Mort il y a 350 ans, ce grand illustrateur a photographié son siècle.
Abraham Bosse (vers 1604-1676), originaire de Tours, est élevé dans un milieu protestant. En 1633, il s’établit à Paris, près de la place Dauphine, où il travaille chez le graveur Melchior Tavernier, lui-même protestant. Il y côtoie ses coreligionnaires, les peintres Sébastien Bourdon, Louis et Henri Testelin, tous trois futurs membres de l’Académie royale de peinture. Il reçoit les conseils de Jacques Callot, un autre graveur prolifique.
Scientifique
Passionné par les mathématiques, la géométrie et le travail sur la perspective, il va franchir les barrières du savoir et accéder à la fréquentation de cercles scientifiques. Il enseigne la perspective à l’Académie de peinture.
Graveur
Abraham est un bosseur. Son œuvre de graveur est extrêmement variée et le conduit à répondre à toutes sortes de commandes : portraits, allégories, scènes de genre, scènes religieuses, et gravures de plantes pour le recueil dit « Les Plantes du Roi ».
Ses gravures sont très célèbres, même si son nom est souvent oublié. En effet, elles ont servi d’illustration pour les « Lagarde et Michard », manuels de littérature française qui ont accompagné plusieurs générations d’élèves et de professeurs, depuis la publication du premier volume en 1948 jusque dans les années 1990.
Illustrateur de la Bible
Bosse est conduit à illustrer, dans les années 1640, la Bible en français. Il se plaît alors à transposer les scènes de l’Évangile dans la société française de son époque, avec des intérieurs, des costumes et des objets qui sont ceux de son temps. Notamment pour la série sur la parabole des vierges sages et des vierges folles et celle du fils prodigue. Ceci pour une raison profonde : montrer l’actualité des textes bibliques.
Père de famille
Il manifeste une attention aiguë aux menus objets de la vie quotidienne : une approche de la « poésie de la vie » et une prédilection pour les scènes de la vie familiale. L’artiste lui-même est père d’une famille nombreuse.
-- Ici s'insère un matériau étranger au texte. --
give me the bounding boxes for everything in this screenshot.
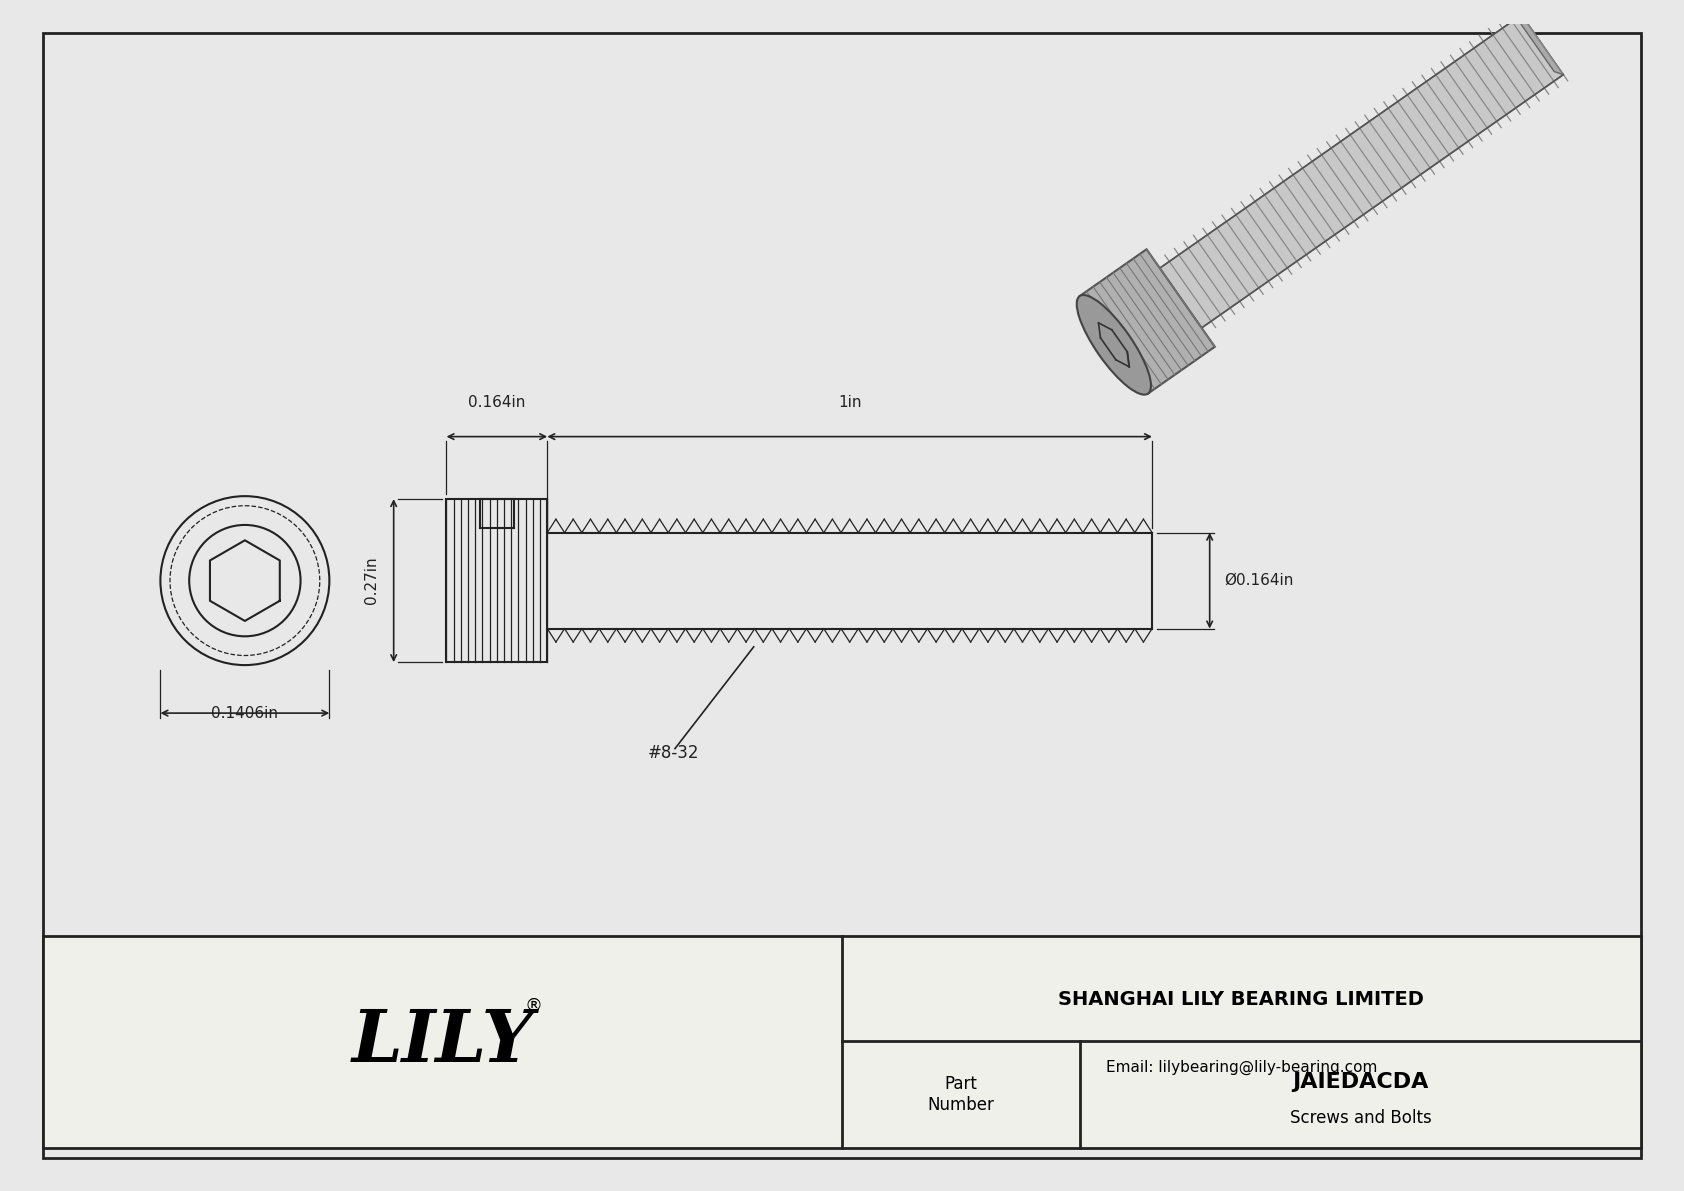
Text: 1in: 1in [839, 394, 862, 410]
Text: Ø0.164in: Ø0.164in [1224, 573, 1293, 588]
Polygon shape [1079, 249, 1214, 393]
Text: Part
Number: Part Number [928, 1075, 995, 1114]
Text: ®: ® [525, 997, 542, 1015]
Text: 0.164in: 0.164in [468, 394, 525, 410]
Text: 0.1406in: 0.1406in [212, 706, 278, 721]
Polygon shape [1521, 14, 1563, 75]
Ellipse shape [1076, 295, 1150, 394]
Text: Email: lilybearing@lily-bearing.com: Email: lilybearing@lily-bearing.com [1106, 1060, 1378, 1075]
Text: #8-32: #8-32 [648, 744, 699, 762]
Text: Screws and Bolts: Screws and Bolts [1290, 1109, 1431, 1127]
Bar [446, 499, 547, 662]
Text: SHANGHAI LILY BEARING LIMITED: SHANGHAI LILY BEARING LIMITED [1059, 990, 1425, 1009]
Text: JAIEDACDA: JAIEDACDA [1292, 1072, 1428, 1092]
Text: 0.27in: 0.27in [364, 557, 379, 605]
Text: LILY: LILY [352, 1006, 534, 1078]
Bar [44, 936, 1640, 1148]
Polygon shape [1160, 14, 1563, 328]
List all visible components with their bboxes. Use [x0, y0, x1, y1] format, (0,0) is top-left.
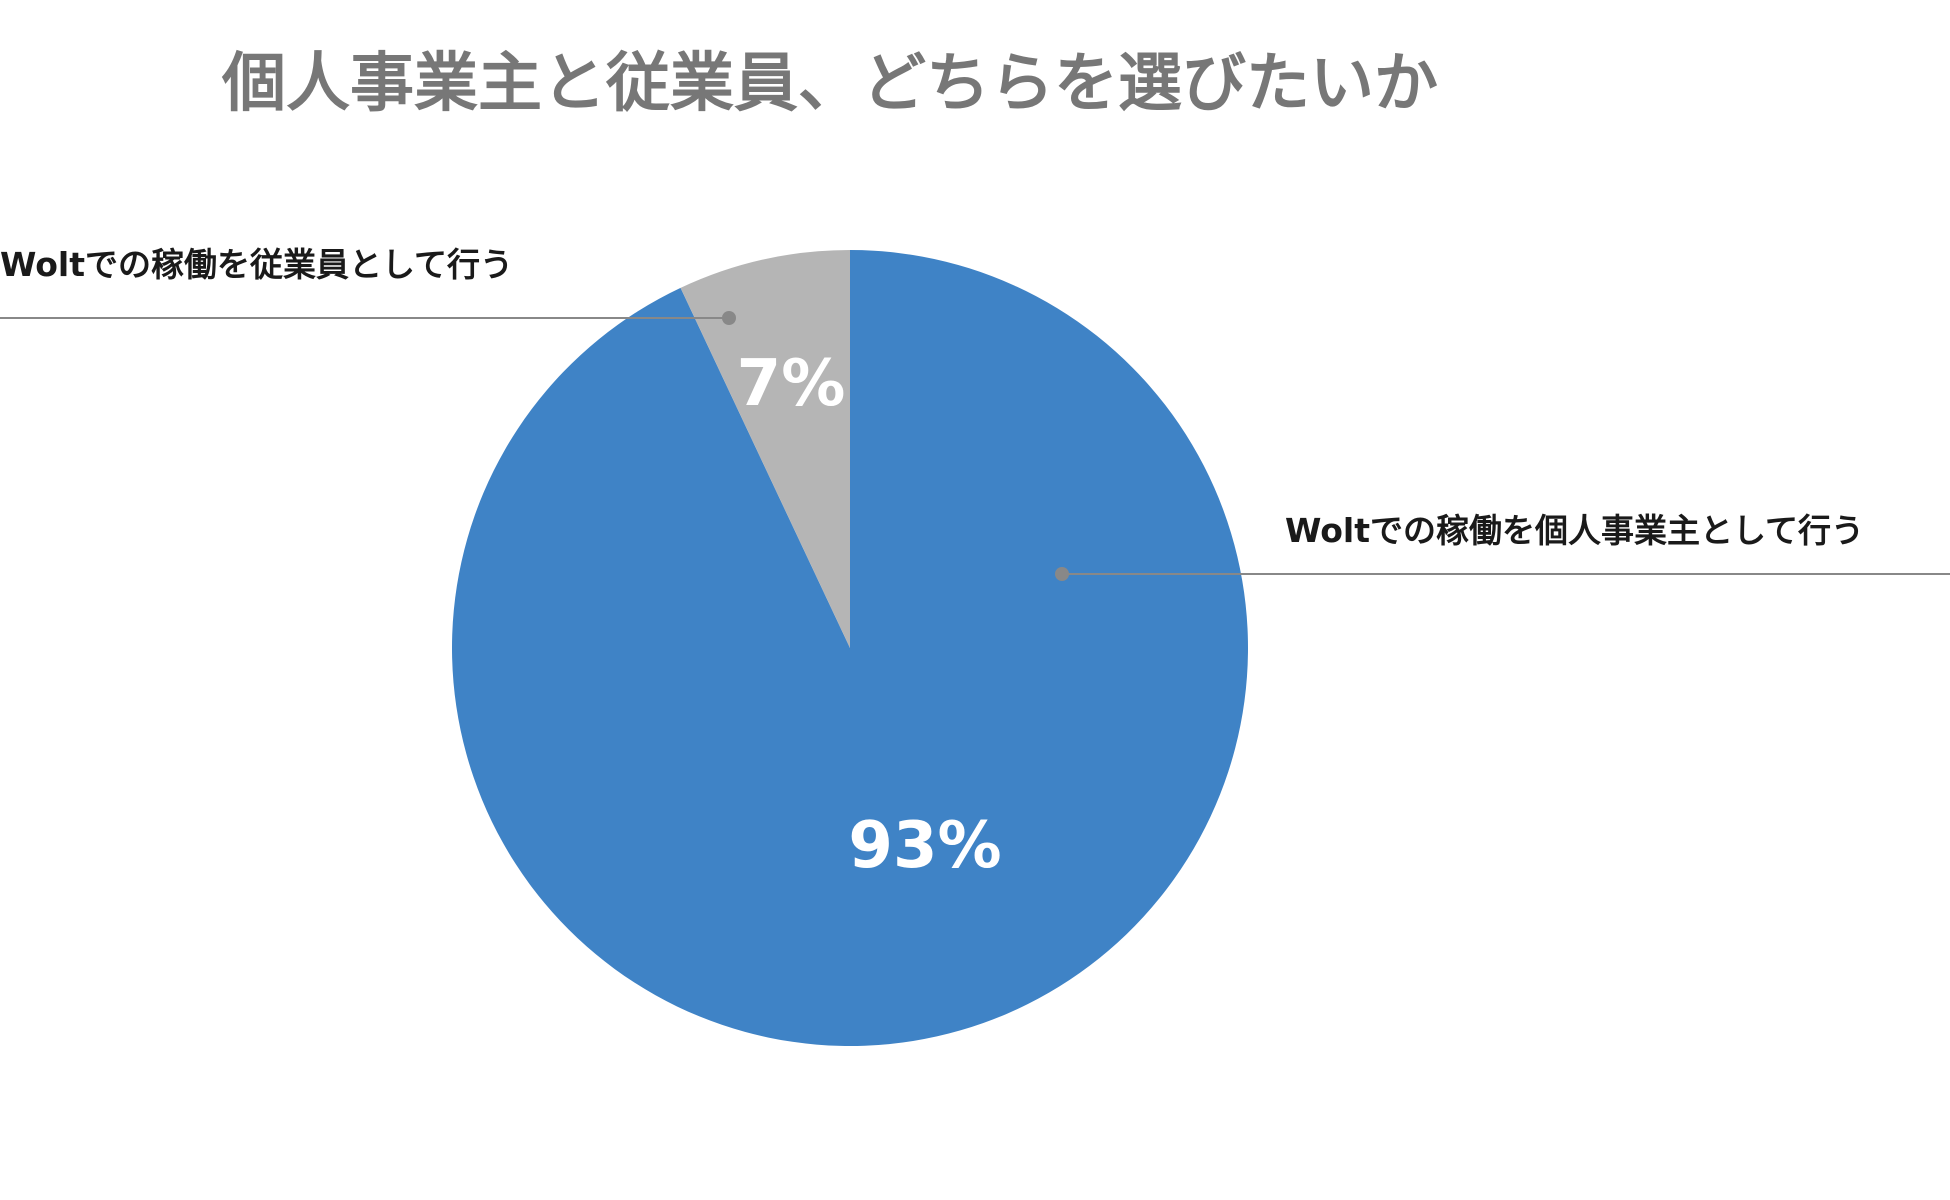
- data-label-1: 93%: [848, 809, 1001, 883]
- data-label-2: 7%: [737, 347, 846, 421]
- chart-title: 個人事業主と従業員、どちらを選びたいか: [221, 47, 1438, 121]
- pie-slice-2: [680, 250, 850, 648]
- category-label-2: Woltでの稼働を従業員として行う: [0, 245, 513, 284]
- pie-slices: [451, 250, 1248, 1046]
- callout-dot-2: [722, 311, 736, 325]
- callout-dot-1: [1055, 567, 1069, 581]
- callouts: Woltでの稼働を個人事業主として行う Woltでの稼働を従業員として行う: [0, 245, 1950, 581]
- data-labels: 93% 7%: [737, 347, 1002, 883]
- category-label-1: Woltでの稼働を個人事業主として行う: [1285, 511, 1864, 550]
- pie-slice-1: [451, 250, 1248, 1046]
On la retrouve dans « La Bénédiction de la Table » (vers 1635), qui est une de ses plus célèbres estampes. Au milieu de la salle, un homme joint les mains. Son épouse, les enfants, un serviteur l’entourent, immobiles et graves, les mains jointes. La pièce est largement ouverte sur l’extérieur, mais l’atmosphère est recueillie. On voit au mur les « Dix commandements ». Cette « signature discrète » du graveur huguenot nous est adressée comme un clin d’œil par-delà les siècles.